Mr. Dumonte was no longer chained to the bed, however his door was now shut. He explained to me that he had successfully broken the chain, but his escape attempt became a flight for survival. The tunnel, he warned me, did not lead to safety. He should have gone up and out through the abbey but he foolishly bet on finding a way to the surface. Instead, he encountered hostile creatures which dealt him dire wounds. His only choice was to crawl back to his cell and await aid from Mother Superior.

“You don’t look injured,” I told him.

He paused for a moment before saying, “She healed my body with magic.”

He looked at me as though apologizing that he must utter this absurdity … but I was ready to believe him.

“I understand,” I told him, trust reestablished.

I pulled out my crowbar and placed it next to the lock, beginning to pull.

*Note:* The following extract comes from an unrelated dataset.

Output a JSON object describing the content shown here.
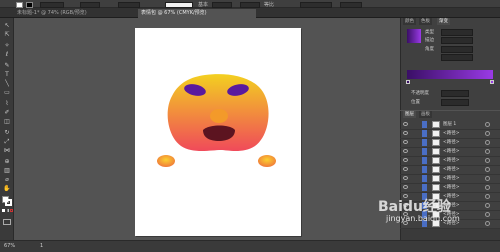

“Stop!” Dumonte cried out!

I huffed in frustration.

“Do you want to be saved?”

“I admit, part of me may miss Mother Superior’s nightly visits, yet I will enjoy my freedom more. If you attempt to pry the door and fail, it will be clear to Mother Superior what has happened. I lied and told her I’d worked a few screws loose for my first attempt and she believed, but I can’t claim to have bent iron bars with my bare hands.”

I sighed. He was correct. Damaging the lock would give away that his confinement was discovered and jeopardize his rescue.

“You must steal the key from her,” he told me gravely.

We looked each other in the eyes, and I nodded, determined.